Serena Williams drohen nach ihrem Ausraster im Finale der US Open unangenehme Konsequenzen. Die Schiedsrichter prüfen einen Boykott ihrer Spiele.

von SPORT1

Serena Williams droht nach ihrem Wutausbruch im Finale der US Open ein Referee-Boykott.

Wie die englische Zeitung The Times berichtet, sollen die Tennis-Schiedsrichter bereits einen möglichen Boykott von Matches der US-Amerikanerin prüfen.

Wie ein anonymer Schiedsrichter in dem Artikel beschreibt, fühlen sich die Offiziellen nicht unterstützt vom amerikanischen Tennisverband.
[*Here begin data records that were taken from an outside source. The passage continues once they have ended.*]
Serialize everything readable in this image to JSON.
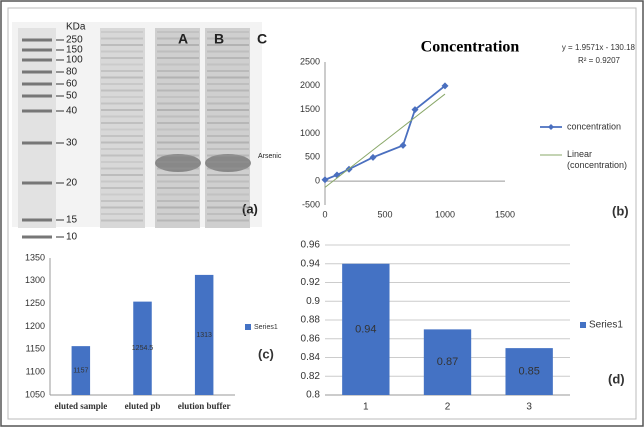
{
  "gel": {
    "unit": "KDa",
    "markers": [
      "250",
      "150",
      "100",
      "80",
      "60",
      "50",
      "40",
      "30",
      "20",
      "15",
      "10"
    ],
    "lanes": [
      "A",
      "B",
      "C"
    ],
    "annotation": "Arsenic",
    "panel": "(a)"
  },
  "chart_data": [
    {
      "type": "line",
      "title": "Concentration",
      "equation": "y = 1.9571x - 130.18",
      "r_squared": "R² = 0.9207",
      "panel": "(b)",
      "series": [
        {
          "name": "concentration",
          "color": "#4a6fbf",
          "x": [
            0,
            100,
            200,
            400,
            650,
            750,
            1000
          ],
          "values": [
            30,
            130,
            250,
            500,
            750,
            1500,
            2000
          ]
        },
        {
          "name": "Linear (concentration)",
          "color": "#8aa86a",
          "x": [
            0,
            1000
          ],
          "values": [
            -130,
            1827
          ]
        }
      ],
      "xlim": [
        0,
        1500
      ],
      "xticks": [
        0,
        500,
        1000,
        1500
      ],
      "ylim": [
        -500,
        2500
      ],
      "yticks": [
        -500,
        0,
        500,
        1000,
        1500,
        2000,
        2500
      ],
      "grid": false,
      "legend": "right"
    },
    {
      "type": "bar",
      "panel": "(c)",
      "categories": [
        "eluted sample",
        "eluted pb",
        "elution buffer"
      ],
      "series": [
        {
          "name": "Series1",
          "color": "#4472c4",
          "values": [
            1157,
            1254.5,
            1313
          ]
        }
      ],
      "ylim": [
        1050,
        1350
      ],
      "yticks": [
        1050,
        1100,
        1150,
        1200,
        1250,
        1300,
        1350
      ],
      "grid": false,
      "legend": "right"
    },
    {
      "type": "bar",
      "panel": "(d)",
      "categories": [
        "1",
        "2",
        "3"
      ],
      "series": [
        {
          "name": "Series1",
          "color": "#4472c4",
          "values": [
            0.94,
            0.87,
            0.85
          ]
        }
      ],
      "ylim": [
        0.8,
        0.96
      ],
      "yticks": [
        0.8,
        0.82,
        0.84,
        0.86,
        0.88,
        0.9,
        0.92,
        0.94,
        0.96
      ],
      "grid": true,
      "legend": "right"
    }
  ]
}
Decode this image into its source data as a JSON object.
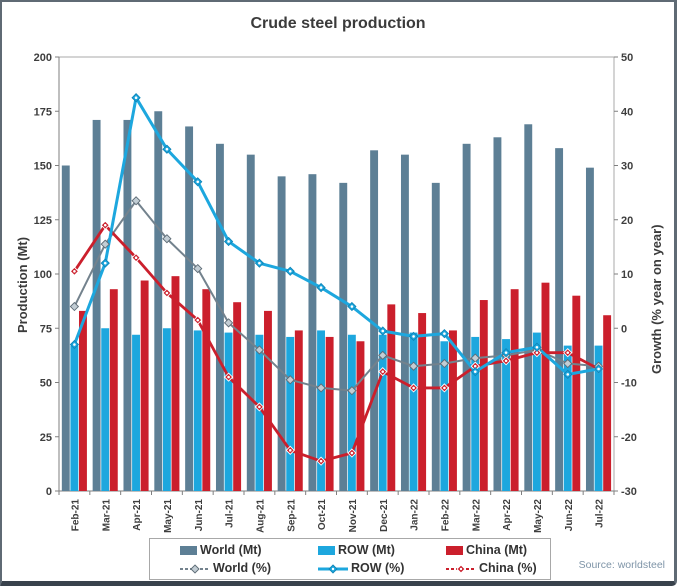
{
  "title": "Crude steel production",
  "source": "Source: worldsteel",
  "colors": {
    "world_bar": "#5d7f95",
    "row_bar": "#1da7de",
    "china_bar": "#cb1f2c",
    "world_line": "#73828d",
    "row_line": "#1da7de",
    "china_line": "#cb1f2c",
    "axis_text": "#3e3e3e",
    "plot_frame": "#a9a9a9",
    "axis_line": "#7f7f7f",
    "source_text": "#7e94a7"
  },
  "chart_data": {
    "type": "bar+line combo",
    "title": "Crude steel production",
    "grid": false,
    "legend_position": "bottom",
    "categories": [
      "Feb-21",
      "Mar-21",
      "Apr-21",
      "May-21",
      "Jun-21",
      "Jul-21",
      "Aug-21",
      "Sep-21",
      "Oct-21",
      "Nov-21",
      "Dec-21",
      "Jan-22",
      "Feb-22",
      "Mar-22",
      "Apr-22",
      "May-22",
      "Jun-22",
      "Jul-22"
    ],
    "left_axis": {
      "label": "Production (Mt)",
      "min": 0,
      "max": 200,
      "step": 25,
      "ticks": [
        0,
        25,
        50,
        75,
        100,
        125,
        150,
        175,
        200
      ]
    },
    "right_axis": {
      "label": "Growth (% year on year)",
      "min": -30,
      "max": 50,
      "step": 10,
      "ticks": [
        -30,
        -20,
        -10,
        0,
        10,
        20,
        30,
        40,
        50
      ]
    },
    "series": [
      {
        "name": "World (Mt)",
        "type": "bar",
        "axis": "left",
        "color": "#5d7f95",
        "values": [
          150,
          171,
          171,
          175,
          168,
          160,
          155,
          145,
          146,
          142,
          157,
          155,
          142,
          160,
          163,
          169,
          158,
          149
        ]
      },
      {
        "name": "ROW (Mt)",
        "type": "bar",
        "axis": "left",
        "color": "#1da7de",
        "values": [
          67,
          75,
          72,
          75,
          74,
          73,
          72,
          71,
          74,
          72,
          72,
          73,
          69,
          71,
          70,
          73,
          67,
          67
        ]
      },
      {
        "name": "China (Mt)",
        "type": "bar",
        "axis": "left",
        "color": "#cb1f2c",
        "values": [
          83,
          93,
          97,
          99,
          93,
          87,
          83,
          74,
          71,
          69,
          86,
          82,
          74,
          88,
          93,
          96,
          90,
          81
        ]
      },
      {
        "name": "World (%)",
        "type": "line",
        "axis": "right",
        "color": "#73828d",
        "width": 2,
        "z": 1,
        "marker_fill": "#c2cdd4",
        "marker_stroke": "#5d6b75",
        "marker_dot": false,
        "values": [
          4,
          15.5,
          23.5,
          16.5,
          11,
          1,
          -4,
          -9.5,
          -11,
          -11.5,
          -5,
          -7,
          -6.5,
          -5.5,
          -5,
          -4,
          -6.5,
          -7
        ]
      },
      {
        "name": "China (%)",
        "type": "line",
        "axis": "right",
        "color": "#cb1f2c",
        "width": 2.8,
        "z": 2,
        "marker_fill": "#cb1f2c",
        "marker_stroke": "#ffffff",
        "marker_dot": true,
        "values": [
          10.5,
          19,
          13,
          6.5,
          1.5,
          -9,
          -14.5,
          -22.5,
          -24.5,
          -23,
          -8,
          -11,
          -11,
          -7,
          -6,
          -4.5,
          -4.5,
          -7.5
        ]
      },
      {
        "name": "ROW (%)",
        "type": "line",
        "axis": "right",
        "color": "#1da7de",
        "width": 3,
        "z": 3,
        "marker_fill": "#1da7de",
        "marker_stroke": "#0e85b8",
        "marker_dot": true,
        "values": [
          -3,
          12,
          42.5,
          33,
          27,
          16,
          12,
          10.5,
          7.5,
          4,
          -0.5,
          -1.5,
          -1,
          -8,
          -4.5,
          -3.5,
          -8.5,
          -7.5
        ]
      }
    ]
  },
  "legend": {
    "items": [
      {
        "label": "World (Mt)",
        "glyph": "bar",
        "color": "#5d7f95"
      },
      {
        "label": "ROW (Mt)",
        "glyph": "bar",
        "color": "#1da7de"
      },
      {
        "label": "China (Mt)",
        "glyph": "bar",
        "color": "#cb1f2c"
      },
      {
        "label": "World (%)",
        "glyph": "line",
        "color": "#73828d",
        "dash": "3 2",
        "marker_fill": "#c2cdd4",
        "marker_stroke": "#5d6b75",
        "marker_dot": false
      },
      {
        "label": "ROW (%)",
        "glyph": "line",
        "color": "#1da7de",
        "dash": "",
        "marker_fill": "#1da7de",
        "marker_stroke": "#0e85b8",
        "marker_dot": true
      },
      {
        "label": "China (%)",
        "glyph": "line",
        "color": "#cb1f2c",
        "dash": "3 2",
        "marker_fill": "#cb1f2c",
        "marker_stroke": "#ffffff",
        "marker_dot": true
      }
    ]
  }
}
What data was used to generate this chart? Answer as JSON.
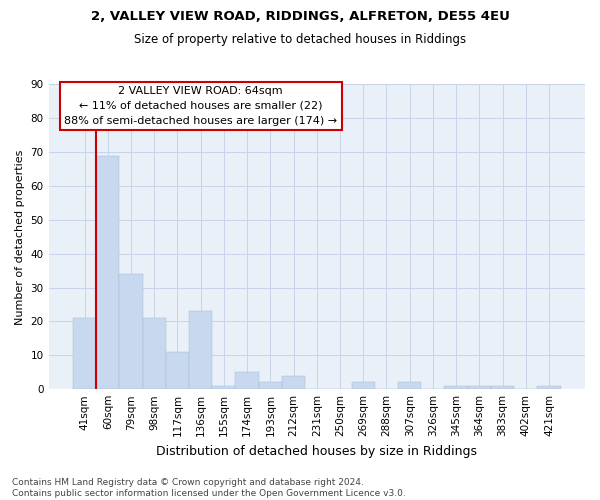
{
  "title1": "2, VALLEY VIEW ROAD, RIDDINGS, ALFRETON, DE55 4EU",
  "title2": "Size of property relative to detached houses in Riddings",
  "xlabel": "Distribution of detached houses by size in Riddings",
  "ylabel": "Number of detached properties",
  "categories": [
    "41sqm",
    "60sqm",
    "79sqm",
    "98sqm",
    "117sqm",
    "136sqm",
    "155sqm",
    "174sqm",
    "193sqm",
    "212sqm",
    "231sqm",
    "250sqm",
    "269sqm",
    "288sqm",
    "307sqm",
    "326sqm",
    "345sqm",
    "364sqm",
    "383sqm",
    "402sqm",
    "421sqm"
  ],
  "values": [
    21,
    69,
    34,
    21,
    11,
    23,
    1,
    5,
    2,
    4,
    0,
    0,
    2,
    0,
    2,
    0,
    1,
    1,
    1,
    0,
    1
  ],
  "bar_color": "#c8d8ee",
  "bar_edgecolor": "#c8d8ee",
  "grid_color": "#c8d4e8",
  "background_color": "#eaf0f8",
  "vline_color": "#cc0000",
  "annotation_text": "2 VALLEY VIEW ROAD: 64sqm\n← 11% of detached houses are smaller (22)\n88% of semi-detached houses are larger (174) →",
  "annotation_box_facecolor": "#ffffff",
  "annotation_box_edgecolor": "#cc0000",
  "ylim": [
    0,
    90
  ],
  "yticks": [
    0,
    10,
    20,
    30,
    40,
    50,
    60,
    70,
    80,
    90
  ],
  "footnote": "Contains HM Land Registry data © Crown copyright and database right 2024.\nContains public sector information licensed under the Open Government Licence v3.0.",
  "title1_fontsize": 9.5,
  "title2_fontsize": 8.5,
  "xlabel_fontsize": 9,
  "ylabel_fontsize": 8,
  "tick_fontsize": 7.5,
  "annotation_fontsize": 8,
  "footnote_fontsize": 6.5
}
Final-Schiedsrichter Carlos Ramos sei "den Wölfen zum Fraß vorgeworfen und beschimpft worden", weil er seinen Job gemacht habe.

Schiris erwarten Entschuldigung von Williams

Die Referees sollen nun überlegen, Spiele von Williams nicht mehr zu leiten, bis diese sich bei Ramos für ihren Ausraster entschuldigt.

Zuvor hatte Williams für die Sexismus-Vorwürfe Rückendeckung seitens der WTA und des amerikanischen Tennis-Verband erhalten.

Williams kassierte für ihren Ausraster eine Strafe von 23.800 US-Dollar. Der Tennis-Weltverband stellte sich am Montag in einem Statement hinter Schiedsrichter Ramos: "Er ist einer der erfahrensten und anerkanntesten Unparteiischen im Tennis."